The city had just received a €22.6 million loan from the European Investment Bank, the EU bank, to invest in various initiatives. One of these was a thermal waterpark called Nymphaea, which was then given to Ioana’s employer to operate. So Ioana went to other parks in neighbouring countries to research best practices.

“It wasn’t for fun,” she stresses.

You don’t believe her? In every city that they visited, they went to the local waterpark, the zoo and… the cemetery. This surprising agenda is because Administraţia Domeniului Public SA in Oradea manages not only the waterpark, but also the local zoo, the city’s cemetery, and even a shelter for dogs. The company finances all of its activities out of its independent revenues.

Ioana is the IT manager in the municipal company. She oversees the websites for the zoo and the aqua park, the security of the websites, online promotion of the parks, customer support, and even the security system with all the surveillance cameras. She is also responsible for the IT system that allows clients of the waterpark to pay for services or open their lockers with a computer chip in their wristband—a system she saw in many of the other waterparks in Europe.

Romania waterpark job fills the park

She is most proud of creating an online booking system for the park which allows clients to buy their tickets in advance—and not have to worry that once they show up, the park is already full.

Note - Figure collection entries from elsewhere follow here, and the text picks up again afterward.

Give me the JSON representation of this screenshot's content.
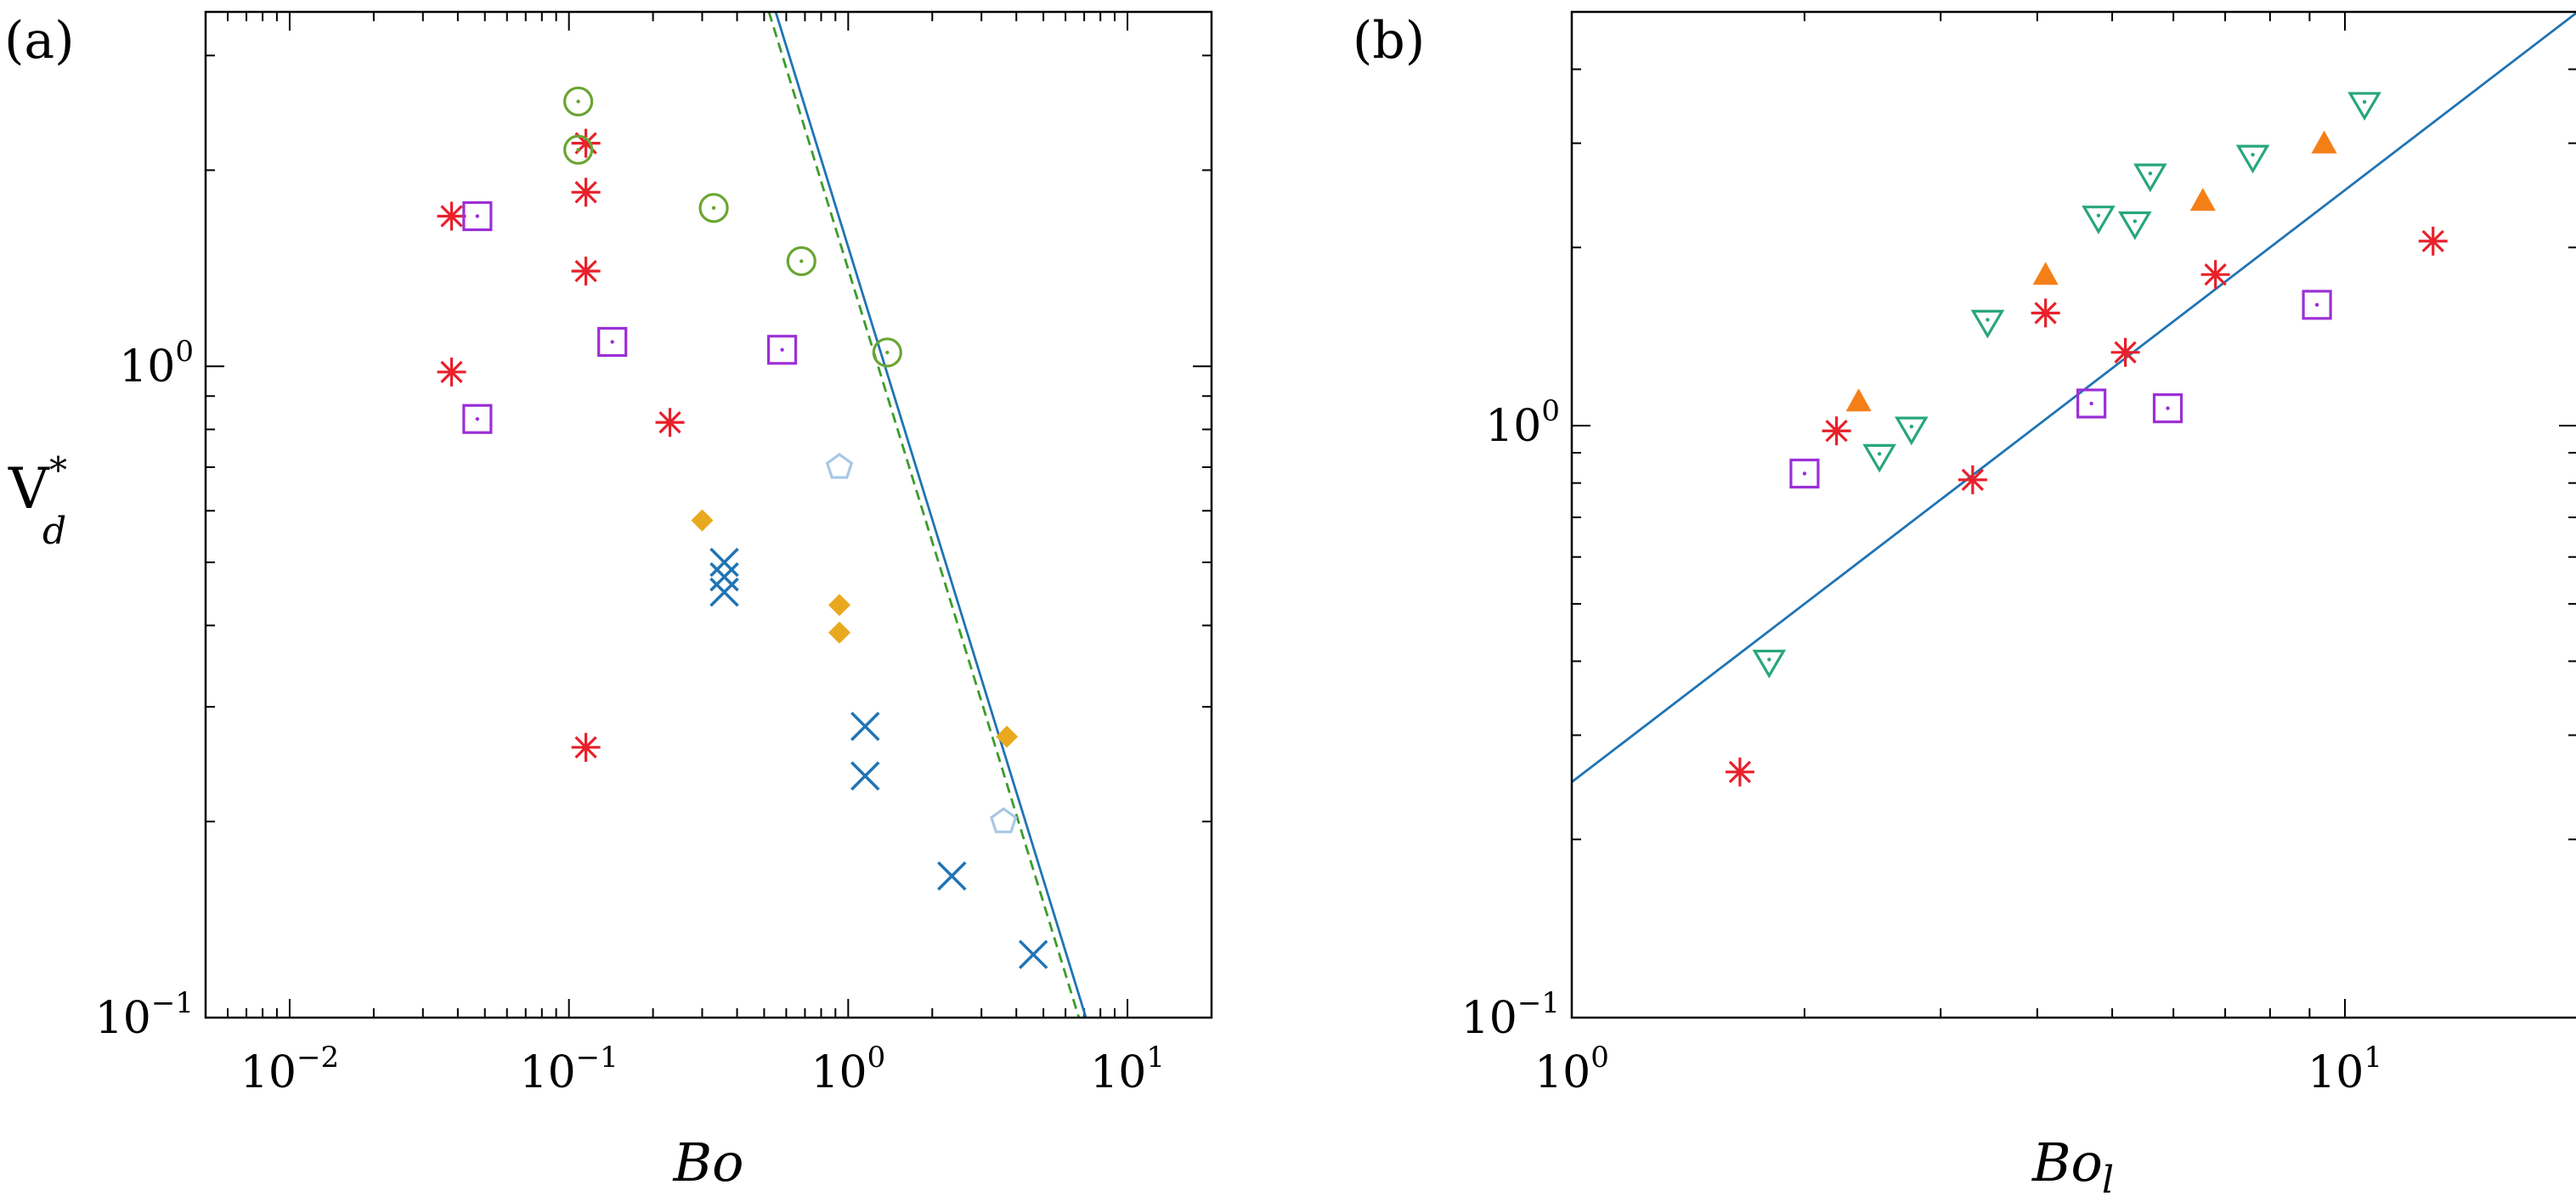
{
  "chart_data": [
    {
      "type": "scatter",
      "panel_label": "(a)",
      "xlabel": "Bo",
      "ylabel_main": "V",
      "ylabel_sup": "*",
      "ylabel_sub": "d",
      "xscale": "log",
      "yscale": "log",
      "xlim": [
        0.005,
        20
      ],
      "ylim": [
        0.1,
        3.5
      ],
      "x_ticks": [
        {
          "value": 0.01,
          "base": "10",
          "exp": "−2"
        },
        {
          "value": 0.1,
          "base": "10",
          "exp": "−1"
        },
        {
          "value": 1,
          "base": "10",
          "exp": "0"
        },
        {
          "value": 10,
          "base": "10",
          "exp": "1"
        }
      ],
      "y_ticks": [
        {
          "value": 0.1,
          "base": "10",
          "exp": "−1"
        },
        {
          "value": 1,
          "base": "10",
          "exp": "0"
        }
      ],
      "series": [
        {
          "name": "asterisk",
          "marker": "asterisk",
          "color": "#e8202a",
          "points": [
            [
              0.038,
              1.7
            ],
            [
              0.038,
              0.98
            ],
            [
              0.115,
              2.2
            ],
            [
              0.115,
              1.85
            ],
            [
              0.115,
              1.4
            ],
            [
              0.115,
              0.26
            ],
            [
              0.23,
              0.82
            ]
          ]
        },
        {
          "name": "square",
          "marker": "square",
          "color": "#9b2fd6",
          "points": [
            [
              0.047,
              1.7
            ],
            [
              0.047,
              0.83
            ],
            [
              0.143,
              1.09
            ],
            [
              0.58,
              1.06
            ]
          ]
        },
        {
          "name": "circle",
          "marker": "circle",
          "color": "#6aa533",
          "points": [
            [
              0.108,
              2.55
            ],
            [
              0.108,
              2.15
            ],
            [
              0.33,
              1.75
            ],
            [
              0.68,
              1.45
            ],
            [
              1.38,
              1.05
            ]
          ]
        },
        {
          "name": "diamond",
          "marker": "diamond",
          "color": "#e8a91e",
          "points": [
            [
              0.3,
              0.58
            ],
            [
              0.93,
              0.43
            ],
            [
              0.93,
              0.39
            ],
            [
              3.7,
              0.27
            ]
          ]
        },
        {
          "name": "cross",
          "marker": "cross",
          "color": "#2074b4",
          "points": [
            [
              0.36,
              0.5
            ],
            [
              0.36,
              0.475
            ],
            [
              0.36,
              0.45
            ],
            [
              1.15,
              0.28
            ],
            [
              1.15,
              0.235
            ],
            [
              2.35,
              0.165
            ],
            [
              4.6,
              0.125
            ]
          ]
        },
        {
          "name": "pentagon",
          "marker": "pentagon",
          "color": "#a8c8e4",
          "points": [
            [
              0.93,
              0.7
            ],
            [
              3.6,
              0.2
            ]
          ]
        }
      ],
      "lines": [
        {
          "name": "solid fit",
          "style": "solid",
          "color": "#2074b4",
          "points": [
            [
              0.55,
              3.5
            ],
            [
              7.1,
              0.1
            ]
          ]
        },
        {
          "name": "dashed fit",
          "style": "dashed",
          "color": "#3c9c2c",
          "points": [
            [
              0.52,
              3.5
            ],
            [
              6.7,
              0.1
            ]
          ]
        }
      ]
    },
    {
      "type": "scatter",
      "panel_label": "(b)",
      "xlabel": "Bo",
      "xlabel_sub": "l",
      "xscale": "log",
      "yscale": "log",
      "xlim": [
        1,
        20
      ],
      "ylim": [
        0.1,
        5
      ],
      "x_ticks": [
        {
          "value": 1,
          "base": "10",
          "exp": "0"
        },
        {
          "value": 10,
          "base": "10",
          "exp": "1"
        }
      ],
      "y_ticks": [
        {
          "value": 0.1,
          "base": "10",
          "exp": "−1"
        },
        {
          "value": 1,
          "base": "10",
          "exp": "0"
        }
      ],
      "series": [
        {
          "name": "asterisk",
          "marker": "asterisk",
          "color": "#e8202a",
          "points": [
            [
              1.65,
              0.26
            ],
            [
              2.2,
              0.98
            ],
            [
              3.3,
              0.81
            ],
            [
              4.1,
              1.55
            ],
            [
              5.2,
              1.33
            ],
            [
              6.8,
              1.8
            ],
            [
              13.0,
              2.05
            ]
          ]
        },
        {
          "name": "square",
          "marker": "square",
          "color": "#9b2fd6",
          "points": [
            [
              2.0,
              0.83
            ],
            [
              4.7,
              1.09
            ],
            [
              5.9,
              1.07
            ],
            [
              9.2,
              1.6
            ]
          ]
        },
        {
          "name": "triangle-down",
          "marker": "triangle-down",
          "color": "#27a67c",
          "points": [
            [
              1.8,
              0.4
            ],
            [
              2.5,
              0.89
            ],
            [
              2.75,
              0.99
            ],
            [
              3.45,
              1.5
            ],
            [
              4.8,
              2.25
            ],
            [
              5.35,
              2.2
            ],
            [
              5.6,
              2.65
            ],
            [
              7.6,
              2.85
            ],
            [
              10.6,
              3.5
            ]
          ]
        },
        {
          "name": "triangle-up",
          "marker": "triangle-up",
          "color": "#f57f17",
          "points": [
            [
              2.35,
              1.1
            ],
            [
              4.1,
              1.8
            ],
            [
              6.55,
              2.4
            ],
            [
              9.4,
              3.0
            ]
          ]
        }
      ],
      "lines": [
        {
          "name": "fit",
          "style": "solid",
          "color": "#2074b4",
          "points": [
            [
              1,
              0.25
            ],
            [
              20,
              5.0
            ]
          ]
        }
      ]
    }
  ]
}
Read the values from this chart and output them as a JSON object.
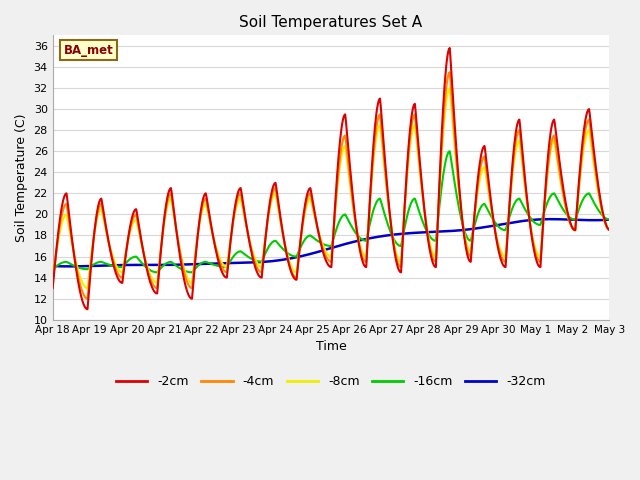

“In summer we can fit 2 000 people in, but we were already fully booked through the online system for some of the holidays and for two weeks in August,” she says.

Ioana’s job is one of millions created with the support of the EU bank.  If you take the investments signed by the EIB Group in 2017 alone, for example, these are expected to have raised EU GDP by 1.1% and to have created 1.2 million jobs by 2021.  Even in 2036, there will still be a 0.7% increase in EU GDP as a result of the EIB's investments from that one single year, as well as 650,000 extra jobs.

The Oradea waterpark provides employment to a lot of young people. It currently employs 131 people, with an average age of just 26, and provides part-time jobs for many students. Ioana, a former stockbroker, found her current job when she heard that the municipal company about to start operating the waterpark has a manager with a “western vision”, looking to hire young people who share this outlook.

“He taught me that management can be done through a positive attitude, smiling, listening and applying rules in a transparent and uniform way,” Ioana says. She considers herself very lucky to be able to work in the team. Having obtained a Master’s degree in management, she’s still learning a lot more.

So is Ioana unhappy that in her missions to all the waterparks in Central Europe she did not get to go down all the exciting white-water raft rides? No, it turns out.

“I’m actually scared of the slides,” she says. One thing she’s definitely not scared of: new challenges.